Death Angel is about to have one fewer band to tour with, as its labelmate Slayer is in the midst of its farewell tour. “I’ll miss new music from Slayer, and their live show is one of the best killer live thrash shows you’ll see, even now,” he says. “At the same time, I can see their point. They want to go out on top, not when they’re starting to wither away.
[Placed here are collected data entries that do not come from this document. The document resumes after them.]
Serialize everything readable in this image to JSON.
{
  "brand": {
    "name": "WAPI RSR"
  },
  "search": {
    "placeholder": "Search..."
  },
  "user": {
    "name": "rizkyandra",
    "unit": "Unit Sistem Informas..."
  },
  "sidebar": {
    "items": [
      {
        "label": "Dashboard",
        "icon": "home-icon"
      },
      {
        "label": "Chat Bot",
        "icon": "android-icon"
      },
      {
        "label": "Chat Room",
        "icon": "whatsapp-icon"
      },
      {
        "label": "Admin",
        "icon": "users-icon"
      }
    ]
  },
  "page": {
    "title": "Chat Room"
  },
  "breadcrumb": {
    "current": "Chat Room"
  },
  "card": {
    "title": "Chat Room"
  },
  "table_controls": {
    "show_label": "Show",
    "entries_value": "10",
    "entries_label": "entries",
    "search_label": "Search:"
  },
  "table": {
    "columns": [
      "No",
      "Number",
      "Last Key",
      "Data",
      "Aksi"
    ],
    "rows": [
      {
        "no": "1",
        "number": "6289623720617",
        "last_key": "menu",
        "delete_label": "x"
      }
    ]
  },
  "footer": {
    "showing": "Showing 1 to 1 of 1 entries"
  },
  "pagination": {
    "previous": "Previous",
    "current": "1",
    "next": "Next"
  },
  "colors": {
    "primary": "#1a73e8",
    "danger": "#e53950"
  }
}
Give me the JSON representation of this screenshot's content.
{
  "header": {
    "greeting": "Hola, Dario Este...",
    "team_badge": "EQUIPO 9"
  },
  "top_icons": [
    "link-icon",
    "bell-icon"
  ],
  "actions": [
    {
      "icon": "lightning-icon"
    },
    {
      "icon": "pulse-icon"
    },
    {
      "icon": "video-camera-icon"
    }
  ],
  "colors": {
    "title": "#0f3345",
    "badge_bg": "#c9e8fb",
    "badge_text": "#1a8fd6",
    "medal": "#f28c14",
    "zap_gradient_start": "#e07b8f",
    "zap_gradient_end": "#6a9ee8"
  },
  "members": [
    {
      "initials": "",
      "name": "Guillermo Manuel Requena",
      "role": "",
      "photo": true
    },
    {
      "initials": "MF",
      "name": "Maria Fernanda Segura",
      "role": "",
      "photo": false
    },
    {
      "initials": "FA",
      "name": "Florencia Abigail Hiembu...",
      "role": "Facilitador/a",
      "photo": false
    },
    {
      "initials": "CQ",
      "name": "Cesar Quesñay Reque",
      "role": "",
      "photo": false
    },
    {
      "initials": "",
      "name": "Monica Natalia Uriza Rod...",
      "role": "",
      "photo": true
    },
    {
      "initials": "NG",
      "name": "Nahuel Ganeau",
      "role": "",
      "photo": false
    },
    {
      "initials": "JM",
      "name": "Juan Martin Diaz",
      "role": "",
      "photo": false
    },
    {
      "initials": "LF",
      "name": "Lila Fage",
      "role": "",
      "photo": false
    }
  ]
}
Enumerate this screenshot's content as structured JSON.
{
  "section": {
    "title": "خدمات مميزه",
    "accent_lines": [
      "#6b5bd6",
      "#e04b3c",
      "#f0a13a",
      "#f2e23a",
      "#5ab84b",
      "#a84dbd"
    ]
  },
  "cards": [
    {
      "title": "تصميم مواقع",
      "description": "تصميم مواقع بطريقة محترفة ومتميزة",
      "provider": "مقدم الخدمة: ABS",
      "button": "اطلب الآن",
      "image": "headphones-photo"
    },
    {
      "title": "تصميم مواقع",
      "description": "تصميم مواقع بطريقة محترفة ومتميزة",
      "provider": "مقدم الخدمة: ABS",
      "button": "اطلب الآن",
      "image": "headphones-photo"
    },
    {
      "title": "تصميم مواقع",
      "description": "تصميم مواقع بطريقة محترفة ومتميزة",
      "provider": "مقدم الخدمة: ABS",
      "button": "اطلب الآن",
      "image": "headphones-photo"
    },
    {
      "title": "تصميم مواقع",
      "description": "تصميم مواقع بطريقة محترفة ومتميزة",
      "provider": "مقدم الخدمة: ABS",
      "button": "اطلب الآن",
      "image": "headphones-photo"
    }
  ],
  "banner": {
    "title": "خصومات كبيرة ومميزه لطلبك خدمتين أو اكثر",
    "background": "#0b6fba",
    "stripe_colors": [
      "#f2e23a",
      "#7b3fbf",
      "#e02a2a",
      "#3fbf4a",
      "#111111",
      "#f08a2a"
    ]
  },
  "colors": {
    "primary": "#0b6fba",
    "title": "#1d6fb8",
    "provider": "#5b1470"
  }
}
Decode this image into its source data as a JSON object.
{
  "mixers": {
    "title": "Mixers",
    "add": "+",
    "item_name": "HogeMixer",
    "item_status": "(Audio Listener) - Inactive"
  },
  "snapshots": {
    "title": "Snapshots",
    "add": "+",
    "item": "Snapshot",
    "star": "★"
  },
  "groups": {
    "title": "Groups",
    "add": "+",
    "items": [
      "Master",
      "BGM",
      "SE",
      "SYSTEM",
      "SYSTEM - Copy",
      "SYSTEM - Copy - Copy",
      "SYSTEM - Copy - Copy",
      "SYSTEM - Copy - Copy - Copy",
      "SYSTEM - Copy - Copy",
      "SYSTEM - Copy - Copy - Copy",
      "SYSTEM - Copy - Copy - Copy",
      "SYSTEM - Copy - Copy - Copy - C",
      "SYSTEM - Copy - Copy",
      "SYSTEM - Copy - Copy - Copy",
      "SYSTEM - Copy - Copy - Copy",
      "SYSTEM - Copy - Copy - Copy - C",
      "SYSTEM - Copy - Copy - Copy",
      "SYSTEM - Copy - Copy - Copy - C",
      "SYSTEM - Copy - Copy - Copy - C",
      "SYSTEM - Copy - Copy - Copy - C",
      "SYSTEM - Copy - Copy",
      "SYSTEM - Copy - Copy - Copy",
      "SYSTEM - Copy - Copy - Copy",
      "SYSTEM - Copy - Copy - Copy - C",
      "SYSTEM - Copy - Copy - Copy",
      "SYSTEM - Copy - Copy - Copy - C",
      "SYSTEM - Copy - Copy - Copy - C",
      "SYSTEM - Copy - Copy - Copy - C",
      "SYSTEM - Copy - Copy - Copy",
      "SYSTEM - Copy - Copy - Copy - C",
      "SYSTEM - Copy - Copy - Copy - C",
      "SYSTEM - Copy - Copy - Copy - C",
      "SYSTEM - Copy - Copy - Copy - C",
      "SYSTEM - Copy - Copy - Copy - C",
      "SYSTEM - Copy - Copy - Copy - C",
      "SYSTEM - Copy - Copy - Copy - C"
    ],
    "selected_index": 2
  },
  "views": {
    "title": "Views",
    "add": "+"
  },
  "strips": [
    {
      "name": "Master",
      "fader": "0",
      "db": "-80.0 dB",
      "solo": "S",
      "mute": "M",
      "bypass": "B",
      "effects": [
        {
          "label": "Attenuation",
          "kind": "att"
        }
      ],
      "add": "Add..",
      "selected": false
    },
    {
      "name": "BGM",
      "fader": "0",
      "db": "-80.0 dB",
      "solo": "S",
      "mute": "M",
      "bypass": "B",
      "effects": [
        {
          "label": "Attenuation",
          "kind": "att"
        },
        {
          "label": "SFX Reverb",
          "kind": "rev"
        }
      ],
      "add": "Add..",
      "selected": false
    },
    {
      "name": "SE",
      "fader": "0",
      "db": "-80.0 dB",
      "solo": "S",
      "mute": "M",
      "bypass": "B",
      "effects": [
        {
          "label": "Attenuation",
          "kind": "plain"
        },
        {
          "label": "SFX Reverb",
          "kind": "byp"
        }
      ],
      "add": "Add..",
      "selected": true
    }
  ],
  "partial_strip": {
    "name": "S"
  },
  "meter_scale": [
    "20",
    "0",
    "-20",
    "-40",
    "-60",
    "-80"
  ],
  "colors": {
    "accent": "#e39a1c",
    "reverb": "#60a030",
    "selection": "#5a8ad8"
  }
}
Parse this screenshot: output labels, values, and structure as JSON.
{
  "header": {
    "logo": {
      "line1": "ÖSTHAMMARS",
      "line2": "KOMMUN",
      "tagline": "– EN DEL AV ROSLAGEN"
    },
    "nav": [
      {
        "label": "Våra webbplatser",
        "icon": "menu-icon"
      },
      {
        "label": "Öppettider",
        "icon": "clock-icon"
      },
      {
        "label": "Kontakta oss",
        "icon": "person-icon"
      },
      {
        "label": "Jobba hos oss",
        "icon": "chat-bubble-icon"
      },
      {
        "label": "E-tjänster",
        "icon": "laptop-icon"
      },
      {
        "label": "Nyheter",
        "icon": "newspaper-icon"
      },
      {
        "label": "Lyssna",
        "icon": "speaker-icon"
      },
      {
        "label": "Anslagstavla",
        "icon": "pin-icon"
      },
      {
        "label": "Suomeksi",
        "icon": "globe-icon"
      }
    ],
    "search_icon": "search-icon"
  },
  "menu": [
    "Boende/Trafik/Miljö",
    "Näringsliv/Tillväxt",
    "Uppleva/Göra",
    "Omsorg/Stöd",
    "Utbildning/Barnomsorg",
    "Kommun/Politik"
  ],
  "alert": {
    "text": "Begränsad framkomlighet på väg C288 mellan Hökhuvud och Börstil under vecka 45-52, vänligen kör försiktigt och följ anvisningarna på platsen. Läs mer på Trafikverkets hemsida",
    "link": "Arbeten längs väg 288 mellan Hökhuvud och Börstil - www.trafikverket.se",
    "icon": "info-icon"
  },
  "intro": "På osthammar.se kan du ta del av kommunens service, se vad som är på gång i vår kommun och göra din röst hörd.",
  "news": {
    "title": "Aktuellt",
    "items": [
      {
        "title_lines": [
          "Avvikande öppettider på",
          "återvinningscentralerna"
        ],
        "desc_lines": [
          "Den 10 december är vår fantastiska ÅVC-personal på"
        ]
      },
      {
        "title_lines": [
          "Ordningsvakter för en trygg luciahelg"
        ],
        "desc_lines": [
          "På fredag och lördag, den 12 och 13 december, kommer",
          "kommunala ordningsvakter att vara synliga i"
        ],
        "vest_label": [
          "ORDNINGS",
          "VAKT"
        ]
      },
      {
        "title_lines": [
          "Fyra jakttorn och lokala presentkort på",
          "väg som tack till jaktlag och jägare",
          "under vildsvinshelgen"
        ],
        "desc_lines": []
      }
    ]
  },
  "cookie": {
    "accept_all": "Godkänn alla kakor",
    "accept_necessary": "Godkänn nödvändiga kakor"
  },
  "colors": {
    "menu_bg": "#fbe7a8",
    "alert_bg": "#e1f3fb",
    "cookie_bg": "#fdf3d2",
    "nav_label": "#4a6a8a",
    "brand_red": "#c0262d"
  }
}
I understand that completely, and I know that it takes a lot of effort to keep the four-way marriage going.”
While Cavestany understands the decision to retire, he says that’s not really an option for Death Angel. “[I’d be] so bummed if we had to stop playing right now — but on another level, even if we wanted to, it’d be a weird time to stop because we’d immediately be fucked scrambling for work,” he explains. “Our music is like the blues for me — you can’t help but do it because you love it, but it’s a bummer because you’re stuck in a weird vortex.”
Death Angel will get pulled back into the vortex when it hits the road in April for a North American tour and unites with fellow thrash vets Overkillnear the end of the month. It will headline some shows that bookend the tour, where it’ll preview several songs from Humanicide. In addition to the title track, fans may also hear new songs “I Came for Blood,” and “The Pack,” which the band is working on learning. “It’s exciting and fun and funny to have new material we’re stumbling through,” says Cavestany. “But that keeps it interesting.”